Ieri mattina una delegazione di pescatori ha incontrato i parlamentari e ha chiesto la chiusura del poligono, le cui attività da decenni limitano, per uno spazio di mare molto ampio, il lavoro delle marinerie di tutta la costa sud orientale dell’isola. Intanto, come misura immediata, i capitani delle barche chiedono che il ministero delle Difesa li indennizzi, in tempi rapidi e certi, del pescato che viene perso a causa delle esercitazioni.
È da lunedì che a Capo Fresca si spara, e si continuerà sino al 25 di novembre. Sono attività addestrative di tiro aria-suolo nelle quali sono coinvolti tre stormi dell’Aviazione militare (Galatina, Cervia e Ghedi) che fanno base all’aeroporto militare di Decimomannu. Secondo le anticipazioni fornite nei giorni scorsi dal sito on line Sardinia Post, il munizionamento impiegato comprende anche «proiettili inerti da 3 a 1000 Kg, come le famigerate bombe MK82, MK83 ed MK84, la cui produzione, per tipologia, non può che ricordare lo stabilimento della Rwm Spa di Domusnovas», lo stesso dal quale partono gli ordigni che la succursale italiana dell’industria tedesca vende ai sauditi, i quali le impiegano nella guerra contro le milizie Houthi in Yemen. Non è poi un mistero che anche quest’anno a Capo Frasca il programma preveda che insieme con i caccia italiani sparino quelli tedeschi (di casa da sempre a Decimomannu) e di altre nazioni Nato.

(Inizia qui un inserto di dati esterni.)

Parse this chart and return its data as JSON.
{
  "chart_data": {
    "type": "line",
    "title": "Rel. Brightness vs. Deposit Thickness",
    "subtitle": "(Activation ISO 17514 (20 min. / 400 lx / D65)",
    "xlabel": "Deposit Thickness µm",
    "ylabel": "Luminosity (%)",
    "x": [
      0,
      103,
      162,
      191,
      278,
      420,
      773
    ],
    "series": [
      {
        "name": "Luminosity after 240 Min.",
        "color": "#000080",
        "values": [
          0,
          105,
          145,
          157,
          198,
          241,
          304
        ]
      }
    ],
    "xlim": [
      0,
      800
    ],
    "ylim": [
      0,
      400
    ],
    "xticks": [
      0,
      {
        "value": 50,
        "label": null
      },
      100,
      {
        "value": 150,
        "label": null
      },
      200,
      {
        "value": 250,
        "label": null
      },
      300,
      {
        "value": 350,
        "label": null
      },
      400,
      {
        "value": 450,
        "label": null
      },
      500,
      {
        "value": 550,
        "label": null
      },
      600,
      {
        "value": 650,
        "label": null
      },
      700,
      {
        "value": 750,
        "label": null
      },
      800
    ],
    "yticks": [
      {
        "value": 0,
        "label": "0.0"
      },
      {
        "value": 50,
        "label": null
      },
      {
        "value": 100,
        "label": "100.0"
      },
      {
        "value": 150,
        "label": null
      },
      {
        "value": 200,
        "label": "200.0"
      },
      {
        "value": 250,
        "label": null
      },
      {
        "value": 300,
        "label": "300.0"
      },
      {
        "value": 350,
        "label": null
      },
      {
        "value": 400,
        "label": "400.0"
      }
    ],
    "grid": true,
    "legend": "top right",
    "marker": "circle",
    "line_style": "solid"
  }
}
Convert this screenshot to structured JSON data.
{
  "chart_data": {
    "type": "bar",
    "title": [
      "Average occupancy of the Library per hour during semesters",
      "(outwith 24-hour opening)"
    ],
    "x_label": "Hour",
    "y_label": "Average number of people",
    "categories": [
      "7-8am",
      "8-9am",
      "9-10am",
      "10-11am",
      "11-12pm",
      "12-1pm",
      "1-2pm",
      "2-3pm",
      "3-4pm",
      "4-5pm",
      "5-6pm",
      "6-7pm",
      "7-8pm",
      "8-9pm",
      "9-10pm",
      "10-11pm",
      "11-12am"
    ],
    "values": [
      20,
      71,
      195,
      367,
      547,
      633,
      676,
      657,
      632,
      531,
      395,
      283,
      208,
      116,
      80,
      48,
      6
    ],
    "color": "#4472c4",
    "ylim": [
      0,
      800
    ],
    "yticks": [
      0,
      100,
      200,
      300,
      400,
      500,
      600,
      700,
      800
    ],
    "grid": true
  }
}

Oltre che a Capo Frasca, la tensione è notevole anche a livello istituzionale. Il ministro della Difesa Roberta Pinotti non ha degnato neppure di un breve cenno di risposta la lettera che il 15 settembre scorso le è stata spedita dal presidente della Regione Sardegna Francesco Pigliaru, che chiedeva indennizzi per i pescatori e l’avvio di un confronto serio sul ridimensionamento della presenza militare in Sardegna. E così ieri Pigliaru ha diffuso una nota in cui si è schierato a sostegno dei pescatori.
La Difesa è nel mirino anche dei parlamentari della Commissione sull’uranio impoverito in missione in Sardegna. In primo luogo per i pass negati ai giornalisti, che non hanno potuto partecipare, né lunedì né martedì, alle visite ispettive che i parlamentari hanno effettuato nel deposito di armi della Marina alla Maddalena e nel poligono del Salto di Quirra. «Una vergogna», l’ha definita il commissario M5S Gianluca Rizzo. «Il ministero – dice Piersandro Scano, presidente Pd della Commissione – deve capire che noi non siamo qui per una scampagnata, ma per far emergere le criticità legate all’ambiente e alla salute, e per verificare come e se vengono smaltiti i rifiuti e i materiali tossici lasciati sul terreno e in mare durante le esercitazioni».
«Sinora – commenta sul fronte di Capo Frasca Gabriele Chessa di Legacoop, portavoce dei pescatori – abbiamo garantito che nessuno facesse colpi di testa, ma in assenza di risposte dalla Difesa non siamo più in grado di garantire niente». Oggi, quindi, si replica. Ancora una volta doppio presidio: in mare, al limite della «zona rossa», e a terra davanti ai cancelli della base.